I passi giapponesi, noti anche come tobi-ishi hanno origini antiche nei giardini tradizionali giapponesi. Questi percorsi, composti da singole lastre o pietre posate a distanza regolare, permettono di attraversare il giardino senza calpestare il verde. A differenza dei vialetti tradizionali, non creano una pavimentazione continua, ma una sequenza di appoggi che seguono il passo naturale.
Quando si scelgono le piastrelle per i passi giapponesi, è fondamentale valutare alcune caratteristiche tecniche per garantire durata e sicurezza. Lo spessore ideale è di 20 mm, che assicura stabilità anche senza l’uso di collanti. La posa a secco su sabbia o ghiaia compattata permette inoltre di rimuovere o riposizionare facilmente le lastre in caso di necessità.

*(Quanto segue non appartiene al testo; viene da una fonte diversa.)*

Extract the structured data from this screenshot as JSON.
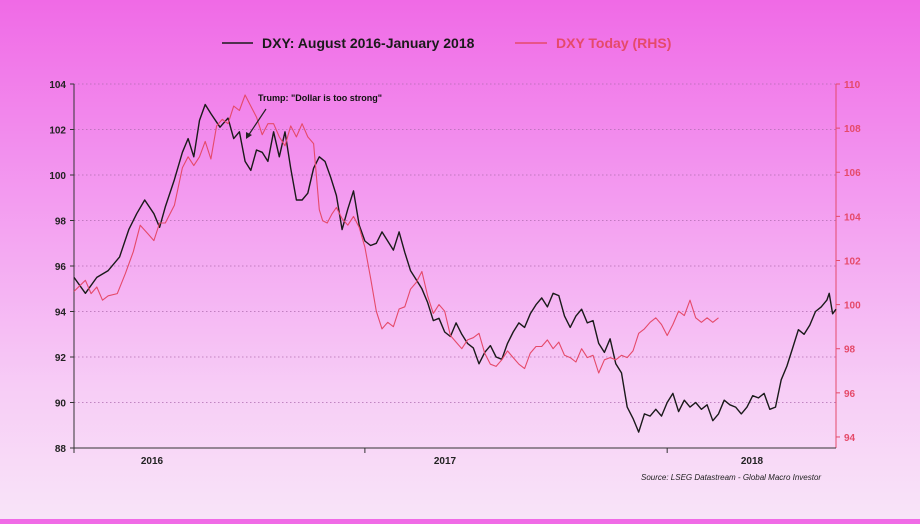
{
  "chart_data": {
    "type": "line",
    "legend": {
      "placement": "top-center"
    },
    "series": [
      {
        "name": "DXY: August 2016-January 2018",
        "color": "#1a1a1a",
        "axis": "left",
        "points": [
          [
            0,
            95.5
          ],
          [
            10,
            94.8
          ],
          [
            20,
            95.5
          ],
          [
            30,
            95.8
          ],
          [
            40,
            96.4
          ],
          [
            48,
            97.6
          ],
          [
            55,
            98.3
          ],
          [
            62,
            98.9
          ],
          [
            70,
            98.3
          ],
          [
            75,
            97.7
          ],
          [
            80,
            98.6
          ],
          [
            88,
            99.8
          ],
          [
            95,
            101.0
          ],
          [
            100,
            101.6
          ],
          [
            105,
            100.8
          ],
          [
            110,
            102.4
          ],
          [
            115,
            103.1
          ],
          [
            120,
            102.7
          ],
          [
            128,
            102.1
          ],
          [
            135,
            102.5
          ],
          [
            140,
            101.6
          ],
          [
            145,
            101.9
          ],
          [
            150,
            100.6
          ],
          [
            155,
            100.2
          ],
          [
            160,
            101.1
          ],
          [
            165,
            101.0
          ],
          [
            170,
            100.6
          ],
          [
            175,
            101.9
          ],
          [
            180,
            100.8
          ],
          [
            185,
            101.9
          ],
          [
            190,
            100.3
          ],
          [
            195,
            98.9
          ],
          [
            200,
            98.9
          ],
          [
            205,
            99.2
          ],
          [
            210,
            100.3
          ],
          [
            215,
            100.8
          ],
          [
            220,
            100.6
          ],
          [
            225,
            99.9
          ],
          [
            230,
            99.1
          ],
          [
            235,
            97.6
          ],
          [
            240,
            98.5
          ],
          [
            245,
            99.3
          ],
          [
            250,
            97.8
          ],
          [
            255,
            97.1
          ],
          [
            260,
            96.9
          ],
          [
            265,
            97.0
          ],
          [
            270,
            97.5
          ],
          [
            275,
            97.1
          ],
          [
            280,
            96.7
          ],
          [
            285,
            97.5
          ],
          [
            290,
            96.6
          ],
          [
            295,
            95.8
          ],
          [
            300,
            95.4
          ],
          [
            305,
            95.0
          ],
          [
            310,
            94.4
          ],
          [
            315,
            93.6
          ],
          [
            320,
            93.7
          ],
          [
            325,
            93.1
          ],
          [
            330,
            92.9
          ],
          [
            335,
            93.5
          ],
          [
            340,
            93.0
          ],
          [
            345,
            92.6
          ],
          [
            350,
            92.4
          ],
          [
            355,
            91.7
          ],
          [
            360,
            92.2
          ],
          [
            365,
            92.5
          ],
          [
            370,
            92.0
          ],
          [
            375,
            91.9
          ],
          [
            380,
            92.6
          ],
          [
            385,
            93.1
          ],
          [
            390,
            93.5
          ],
          [
            395,
            93.3
          ],
          [
            400,
            93.9
          ],
          [
            405,
            94.3
          ],
          [
            410,
            94.6
          ],
          [
            415,
            94.2
          ],
          [
            420,
            94.8
          ],
          [
            425,
            94.7
          ],
          [
            430,
            93.8
          ],
          [
            435,
            93.3
          ],
          [
            440,
            93.8
          ],
          [
            445,
            94.1
          ],
          [
            450,
            93.5
          ],
          [
            455,
            93.6
          ],
          [
            460,
            92.6
          ],
          [
            465,
            92.2
          ],
          [
            470,
            92.8
          ],
          [
            475,
            91.7
          ],
          [
            480,
            91.3
          ],
          [
            485,
            89.8
          ],
          [
            490,
            89.3
          ],
          [
            495,
            88.7
          ],
          [
            500,
            89.5
          ],
          [
            505,
            89.4
          ],
          [
            510,
            89.7
          ],
          [
            515,
            89.4
          ],
          [
            520,
            90.0
          ],
          [
            525,
            90.4
          ],
          [
            530,
            89.6
          ],
          [
            535,
            90.1
          ],
          [
            540,
            89.8
          ],
          [
            545,
            90.0
          ],
          [
            550,
            89.7
          ],
          [
            555,
            89.9
          ],
          [
            560,
            89.2
          ],
          [
            565,
            89.5
          ],
          [
            570,
            90.1
          ],
          [
            575,
            89.9
          ],
          [
            580,
            89.8
          ],
          [
            585,
            89.5
          ],
          [
            590,
            89.8
          ],
          [
            595,
            90.3
          ],
          [
            600,
            90.2
          ],
          [
            605,
            90.4
          ],
          [
            610,
            89.7
          ],
          [
            615,
            89.8
          ],
          [
            620,
            91.0
          ],
          [
            625,
            91.6
          ],
          [
            630,
            92.4
          ],
          [
            635,
            93.2
          ],
          [
            640,
            93.0
          ],
          [
            645,
            93.4
          ],
          [
            650,
            94.0
          ],
          [
            655,
            94.2
          ],
          [
            660,
            94.5
          ],
          [
            662,
            94.8
          ],
          [
            665,
            93.9
          ],
          [
            668,
            94.1
          ]
        ]
      },
      {
        "name": "DXY Today (RHS)",
        "color": "#e54a6a",
        "axis": "right",
        "points": [
          [
            0,
            100.6
          ],
          [
            10,
            101.1
          ],
          [
            15,
            100.5
          ],
          [
            20,
            100.8
          ],
          [
            25,
            100.2
          ],
          [
            30,
            100.4
          ],
          [
            38,
            100.5
          ],
          [
            45,
            101.4
          ],
          [
            52,
            102.4
          ],
          [
            58,
            103.6
          ],
          [
            65,
            103.2
          ],
          [
            70,
            102.9
          ],
          [
            75,
            103.7
          ],
          [
            80,
            103.7
          ],
          [
            88,
            104.5
          ],
          [
            95,
            106.2
          ],
          [
            100,
            106.7
          ],
          [
            105,
            106.3
          ],
          [
            110,
            106.7
          ],
          [
            115,
            107.4
          ],
          [
            120,
            106.6
          ],
          [
            125,
            108.1
          ],
          [
            130,
            108.4
          ],
          [
            135,
            108.2
          ],
          [
            140,
            109.0
          ],
          [
            145,
            108.8
          ],
          [
            150,
            109.5
          ],
          [
            155,
            109.0
          ],
          [
            160,
            108.5
          ],
          [
            165,
            107.7
          ],
          [
            170,
            108.2
          ],
          [
            175,
            108.2
          ],
          [
            180,
            107.6
          ],
          [
            185,
            107.2
          ],
          [
            190,
            108.1
          ],
          [
            195,
            107.6
          ],
          [
            200,
            108.2
          ],
          [
            205,
            107.6
          ],
          [
            210,
            107.3
          ],
          [
            215,
            104.3
          ],
          [
            218,
            103.8
          ],
          [
            222,
            103.7
          ],
          [
            226,
            104.1
          ],
          [
            230,
            104.4
          ],
          [
            235,
            103.9
          ],
          [
            240,
            103.6
          ],
          [
            245,
            104.0
          ],
          [
            250,
            103.5
          ],
          [
            255,
            102.6
          ],
          [
            260,
            101.2
          ],
          [
            265,
            99.7
          ],
          [
            270,
            98.9
          ],
          [
            275,
            99.2
          ],
          [
            280,
            99.0
          ],
          [
            285,
            99.8
          ],
          [
            290,
            99.9
          ],
          [
            295,
            100.7
          ],
          [
            300,
            101.0
          ],
          [
            305,
            101.5
          ],
          [
            310,
            100.4
          ],
          [
            315,
            99.6
          ],
          [
            320,
            100.0
          ],
          [
            325,
            99.7
          ],
          [
            330,
            98.6
          ],
          [
            335,
            98.3
          ],
          [
            340,
            98.0
          ],
          [
            345,
            98.4
          ],
          [
            350,
            98.5
          ],
          [
            355,
            98.7
          ],
          [
            360,
            97.8
          ],
          [
            365,
            97.3
          ],
          [
            370,
            97.2
          ],
          [
            375,
            97.5
          ],
          [
            380,
            97.9
          ],
          [
            385,
            97.6
          ],
          [
            390,
            97.3
          ],
          [
            395,
            97.1
          ],
          [
            400,
            97.8
          ],
          [
            405,
            98.1
          ],
          [
            410,
            98.1
          ],
          [
            415,
            98.4
          ],
          [
            420,
            98.0
          ],
          [
            425,
            98.3
          ],
          [
            430,
            97.7
          ],
          [
            435,
            97.6
          ],
          [
            440,
            97.4
          ],
          [
            445,
            98.0
          ],
          [
            450,
            97.6
          ],
          [
            455,
            97.7
          ],
          [
            460,
            96.9
          ],
          [
            465,
            97.5
          ],
          [
            470,
            97.6
          ],
          [
            475,
            97.5
          ],
          [
            480,
            97.7
          ],
          [
            485,
            97.6
          ],
          [
            490,
            97.9
          ],
          [
            495,
            98.7
          ],
          [
            500,
            98.9
          ],
          [
            505,
            99.2
          ],
          [
            510,
            99.4
          ],
          [
            515,
            99.1
          ],
          [
            520,
            98.6
          ],
          [
            525,
            99.1
          ],
          [
            530,
            99.7
          ],
          [
            535,
            99.5
          ],
          [
            540,
            100.2
          ],
          [
            545,
            99.4
          ],
          [
            550,
            99.2
          ],
          [
            555,
            99.4
          ],
          [
            560,
            99.2
          ],
          [
            565,
            99.4
          ]
        ]
      }
    ],
    "x_axis": {
      "range": [
        0,
        668
      ],
      "unit": "trading days",
      "ticks": [
        {
          "value": 0,
          "label": "2016"
        },
        {
          "value": 255,
          "label": "2017"
        },
        {
          "value": 520,
          "label": "2018"
        }
      ]
    },
    "y_left": {
      "range": [
        88,
        104
      ],
      "ticks": [
        88,
        90,
        92,
        94,
        96,
        98,
        100,
        102,
        104
      ]
    },
    "y_right": {
      "range": [
        93.5,
        110
      ],
      "ticks": [
        94,
        96,
        98,
        100,
        102,
        104,
        106,
        108,
        110
      ]
    },
    "grid": "horizontal dashed",
    "annotation": {
      "text": "Trump: \"Dollar is too strong\"",
      "x": 150,
      "y": 102.9
    },
    "source": "Source: LSEG Datastream - Global Macro Investor"
  },
  "labels": {
    "legend_black": "DXY: August 2016-January 2018",
    "legend_red": "DXY Today (RHS)",
    "annotation": "Trump: \"Dollar is too strong\"",
    "source": "Source: LSEG Datastream - Global Macro Investor"
  }
}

La resistenza al gelo è un altro fattore cruciale, soprattutto per chi vive in aree con inverni rigidi. Il gres porcellanato ha un assorbimento d’acqua molto basso, generalmente inferiore allo 0,5%, riducendo il rischio di danni causati dal ciclo gelo-disgelo. Questo lo rende più stabile rispetto ad alcune pietre naturali più porose.
Per garantire sicurezza, è consigliabile scegliere superfici outdoor con buona aderenza. Il coefficiente di attrito R11 indica un’elevata resistenza allo scivolamento con calzature, ed è la classe raccomandata per i passi giapponesi in giardino.
Posare i passi giapponesi è un processo semplice che può essere realizzato seguendo pochi passaggi chiave. Innanzitutto, è importante pianificare il percorso. Definisci il tracciato dal cancello all’ingresso, verso la piscina, la zona barbecue o l’area relax. Calcola il numero di lastre in base alla lunghezza del percorso e alla distanza tra un appoggio e l’altro. Per maggiore comfort, l’intervallo tra una lastra e l’altra può essere di circa 5–6 cm.
La preparazione del sottofondo è fondamentale per garantire la stabilità delle lastre. Su terra è necessaria una base stabile e drenante: scava circa 5–8 cm e posa sabbia o ghiaia fine compattata. Una buona preparazione del fondo è la chiave per una pavimentazione giardino senza cemento che duri nel tempo.
La posa della lastra avviene solitamente a secco, senza collanti. Dopo aver posizionato la piastrella, verifica il livello e assicurati che non sporga oltre il prato. Infine, integra il verde tra le lastre con muschio, ghiaia decorativa o erba per valorizzare il camminamento.
La manutenzione dei passi giapponesi è semplice: basta acqua e detergente neutro, senza trattamenti speciali o periodici. Con la giusta scelta di materiali e una posa accurata, i passi giapponesi possono trasformare il tuo giardino in uno spazio elegante e funzionale, perfetto per passeggiate rilassanti e momenti di relax.